This week was the autumn vacation window for kids (les vacances d’automne) and we got invited to stay in some splendid villa with a new friend in the South of France. We had plans, we have ideas we’re chasing, and we just couldn’t figure out how to stop working long enough to enjoy any time off (after all, it feels like school JUST started…) and we were struck with this tension that very much captured our sense of being here but not REALLY being here. Our rhythm is not aligned to the city, to this place.
And then, another new acquaintance from Paris sent me this today:
A traveler, by definition, moves around the universe—that, at least, is the Copernican view we believe in to begin with. But as we travel around the world, we discover that just the opposite is true, that we are in fact the center of our own universe, as the ancient cosmogony would have it.
Travelers stay put, with their personal tunes, their mobile computers, their phones that store cherished data, their friends in their heads and their pianos in their bellies, as the Henri Tachan song goes. Travelers remain at the center of the world, while the whole world moves and revolves around them, as in one of Hayao Miyazaki’s animated films.

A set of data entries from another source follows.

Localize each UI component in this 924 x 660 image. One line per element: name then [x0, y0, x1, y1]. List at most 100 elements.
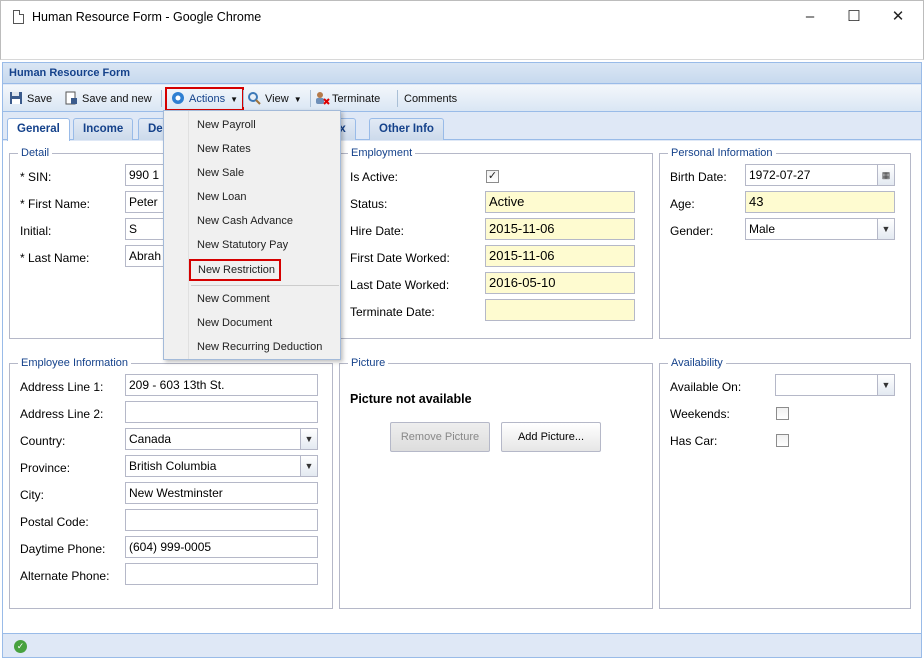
country-value: Canada — [129, 432, 172, 446]
is-active-checkbox[interactable]: ✓ — [486, 170, 499, 183]
personal-info-legend: Personal Information — [671, 147, 773, 159]
last-name-label: * Last Name: — [20, 251, 90, 265]
save-button[interactable]: Save — [9, 89, 52, 109]
menu-separator — [191, 285, 339, 286]
menu-item-new-document[interactable]: New Document — [190, 312, 272, 334]
chevron-down-icon[interactable]: ▼ — [877, 219, 894, 239]
form-header: Human Resource Form — [3, 63, 921, 84]
availability-legend: Availability — [671, 357, 723, 369]
daytime-phone-field[interactable]: (604) 999-0005 — [125, 536, 318, 558]
comments-button[interactable]: Comments — [404, 89, 457, 109]
birth-date-label: Birth Date: — [670, 170, 727, 184]
initial-label: Initial: — [20, 224, 52, 238]
close-icon[interactable]: ✕ — [875, 5, 921, 29]
actions-icon — [171, 91, 185, 105]
terminate-date-label: Terminate Date: — [350, 305, 435, 319]
view-label: View — [265, 93, 289, 105]
province-select[interactable]: British Columbia ▼ — [125, 455, 318, 477]
first-worked-label: First Date Worked: — [350, 251, 450, 265]
address-bar[interactable] — [0, 33, 924, 60]
last-name-field[interactable]: Abrah — [125, 245, 165, 267]
add-picture-button[interactable]: Add Picture... — [501, 422, 601, 452]
hire-date-field[interactable]: 2015-11-06 — [485, 218, 635, 240]
birth-date-field[interactable]: 1972-07-27 ▦ — [745, 164, 895, 186]
tab-strip: General Income Ded ax Other Info — [3, 113, 921, 141]
toolbar-separator — [397, 90, 398, 107]
has-car-checkbox[interactable] — [776, 434, 789, 447]
maximize-icon[interactable]: ☐ — [831, 5, 877, 29]
province-label: Province: — [20, 461, 71, 475]
address2-field[interactable] — [125, 401, 318, 423]
country-select[interactable]: Canada ▼ — [125, 428, 318, 450]
postal-code-field[interactable] — [125, 509, 318, 531]
new-document-icon — [64, 91, 78, 105]
employment-legend: Employment — [351, 147, 413, 159]
is-active-label: Is Active: — [350, 170, 399, 184]
postal-code-label: Postal Code: — [20, 515, 89, 529]
tab-other-info[interactable]: Other Info — [369, 118, 444, 140]
picture-legend: Picture — [351, 357, 386, 369]
status-label: Status: — [350, 197, 388, 211]
sin-label: * SIN: — [20, 170, 52, 184]
menu-item-new-statutory-pay[interactable]: New Statutory Pay — [190, 234, 288, 256]
sin-field[interactable]: 990 1 — [125, 164, 165, 186]
tab-income[interactable]: Income — [73, 118, 134, 140]
chevron-down-icon[interactable]: ▼ — [300, 429, 317, 449]
calendar-icon[interactable]: ▦ — [877, 165, 894, 185]
gender-select[interactable]: Male ▼ — [745, 218, 895, 240]
chevron-down-icon: ▼ — [293, 95, 302, 104]
tab-general[interactable]: General — [7, 118, 70, 141]
terminate-button[interactable]: Terminate — [314, 89, 380, 109]
menu-item-new-recurring-deduction[interactable]: New Recurring Deduction — [190, 336, 322, 358]
menu-item-new-comment[interactable]: New Comment — [190, 288, 270, 310]
last-worked-field[interactable]: 2016-05-10 — [485, 272, 635, 294]
remove-picture-button[interactable]: Remove Picture — [390, 422, 490, 452]
initial-field[interactable]: S — [125, 218, 165, 240]
page-icon — [13, 10, 24, 24]
available-on-select[interactable]: ▼ — [775, 374, 895, 396]
browser-title-bar: Human Resource Form - Google Chrome – ☐ … — [0, 0, 924, 33]
chevron-down-icon[interactable]: ▼ — [877, 375, 894, 395]
actions-menu: New Payroll New Rates New Sale New Loan … — [163, 110, 341, 360]
actions-label: Actions — [189, 93, 226, 105]
age-field[interactable]: 43 — [745, 191, 895, 213]
save-and-new-button[interactable]: Save and new — [64, 89, 152, 109]
menu-item-new-rates[interactable]: New Rates — [190, 138, 251, 160]
view-button[interactable]: View ▼ — [247, 89, 302, 109]
address1-field[interactable]: 209 - 603 13th St. — [125, 374, 318, 396]
status-field[interactable]: Active — [485, 191, 635, 213]
menu-item-new-cash-advance[interactable]: New Cash Advance — [190, 210, 293, 232]
hr-form-window: Human Resource Form Save Save and new Ac… — [2, 62, 922, 658]
alternate-phone-field[interactable] — [125, 563, 318, 585]
first-name-field[interactable]: Peter — [125, 191, 165, 213]
minimize-icon[interactable]: – — [787, 5, 833, 29]
has-car-label: Has Car: — [670, 434, 718, 448]
weekends-checkbox[interactable] — [776, 407, 789, 420]
comments-label: Comments — [404, 93, 458, 105]
province-value: British Columbia — [129, 459, 217, 473]
menu-item-new-loan[interactable]: New Loan — [190, 186, 247, 208]
menu-item-new-restriction[interactable]: New Restriction — [189, 259, 281, 281]
terminate-date-field[interactable] — [485, 299, 635, 321]
available-on-label: Available On: — [670, 380, 742, 394]
gender-value: Male — [749, 222, 776, 236]
save-and-new-label: Save and new — [82, 93, 152, 105]
toolbar-separator — [161, 90, 162, 107]
first-name-label: * First Name: — [20, 197, 91, 211]
actions-button[interactable]: Actions ▼ — [165, 87, 245, 111]
employee-info-legend: Employee Information — [21, 357, 128, 369]
checkmark-icon: ✓ — [14, 640, 27, 653]
toolbar-separator — [310, 90, 311, 107]
chevron-down-icon[interactable]: ▼ — [300, 456, 317, 476]
save-label: Save — [27, 93, 53, 105]
menu-item-new-sale[interactable]: New Sale — [190, 162, 244, 184]
first-worked-field[interactable]: 2015-11-06 — [485, 245, 635, 267]
city-field[interactable]: New Westminster — [125, 482, 318, 504]
gender-label: Gender: — [670, 224, 714, 238]
menu-item-new-payroll[interactable]: New Payroll — [190, 114, 256, 136]
age-label: Age: — [670, 197, 695, 211]
alternate-phone-label: Alternate Phone: — [20, 569, 110, 583]
toolbar: Save Save and new Actions ▼ View ▼ Termi… — [3, 85, 921, 112]
toolbar-separator — [243, 90, 244, 107]
address2-label: Address Line 2: — [20, 407, 104, 421]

Travel is not about rushing to reach some goal or refuge. It’s about stopping to take in the changing surroundings, like a stormy sky. It’s about folding up your umbrella and letting the rain fall on your soul, as on a house without a roof.
(more: here)
We have brought with us all sorts of our American and Californian point of view with us. We are holding on to these and not letting the rain fall on our soul, to be changed by our context. I’m not sure that’s bad, but I’m also not sure that’s good.
October 23, 2014 at 8:46 pm
Pretty photo! Love that line about rain falling on your soul. It’s not always easy to be so open, but sometimes the most unexpected wonders can still manage to make their way in like wind through the chinks in our walls.